Jugés d’être manipulés les manifestants effacent toutes ces allégations et les qualifient de faux fuyant.

«Les manipulateurs derrière nous, je pense pas. Les langages de manipulation et de tribalisme sont les armes brandies pour un peu essayer de se couvrir. Le personnel reclame leur droit et les faits sont avérés. Pour votre information les autorités locales de la ville d’Uvira sont au courant de tout ce que je viens de vous énumérer (voir la lettre du maire de la ville adressée au procureur pour demander à la TMB Uvira de geler les comptes de certains agents engagés dans l’irrégularité)» a-t-il ajouté.

Contacté pour plus de clarification, les autorités académiques incriminés ont jugé mieux de ne pas se prononcer. Ces derniers pense que c’est une manipulation pure et simple des manifestants.

Signalons que le Directeur General de cette institution superieur le CT Shemahamba serait d’ailleurs convoqué par le conseil de sécurité locale de la ville au moins deux fois y compris les autres membres du COGE. Cependant, ils ne se sont jamais présentés. Leur absence crée de suspicion poussant des manifestants à penser que leur comite de gestion se reprocherait de quelque chose suite aux griefs lui reprochés.
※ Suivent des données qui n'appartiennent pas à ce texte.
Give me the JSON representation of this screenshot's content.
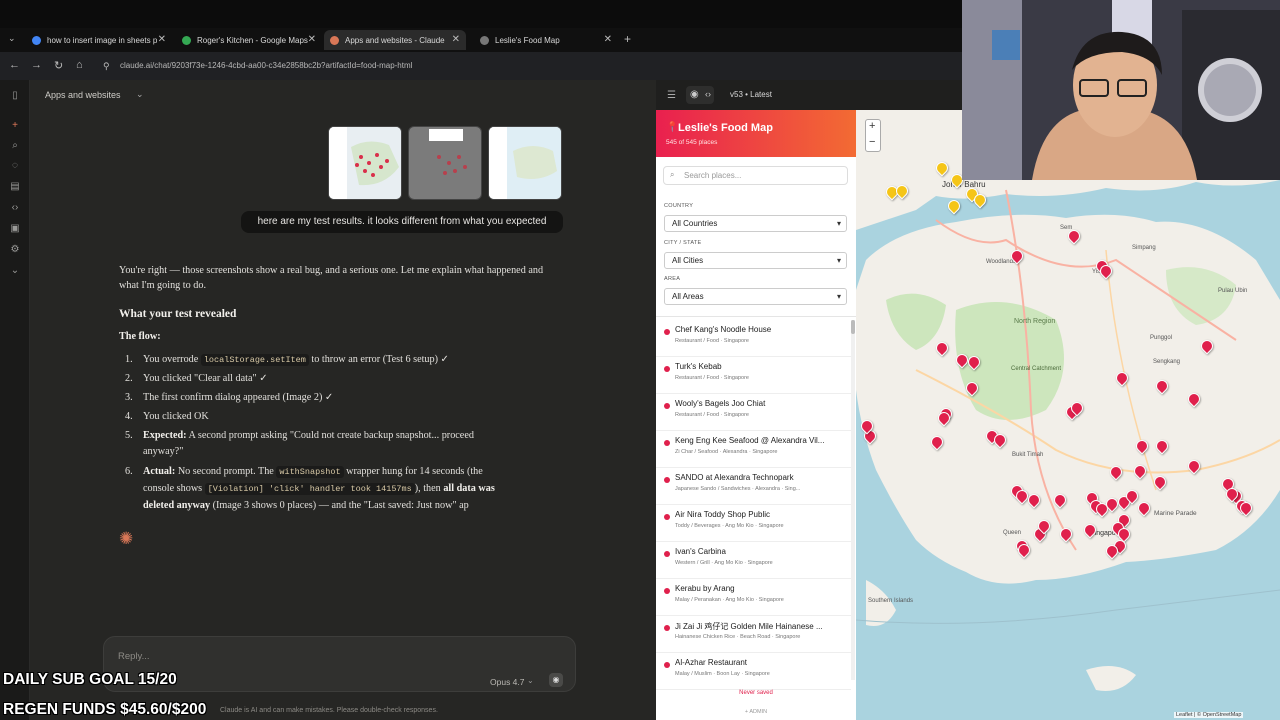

Pour rappel, les étudiants de cette même institution avaient déclenché un mois de grève réclamant également le départ du Comité de Gestion de leur institution. Ces derniers les accusaient aussi de détourner le frais alloués à l’achat du véhicule bus pour transport.

Ces mouvement de grève impactent négativement sur le bon déroulement des activités académiques, qui restent paralysées depuis plusieurs jours à quelques mois de la clôture de l’année académique. Si rien n’est fait l’année académique au sein de cette institution risque d’être déclaré blanche.

Les étudiants demandent au ministre de tutelle de s’impliquer pour sauver cette année. Ces étudiants menacent aussi d’entreprendre des actions de grande envergures si rien s’est fait dans l’urgence.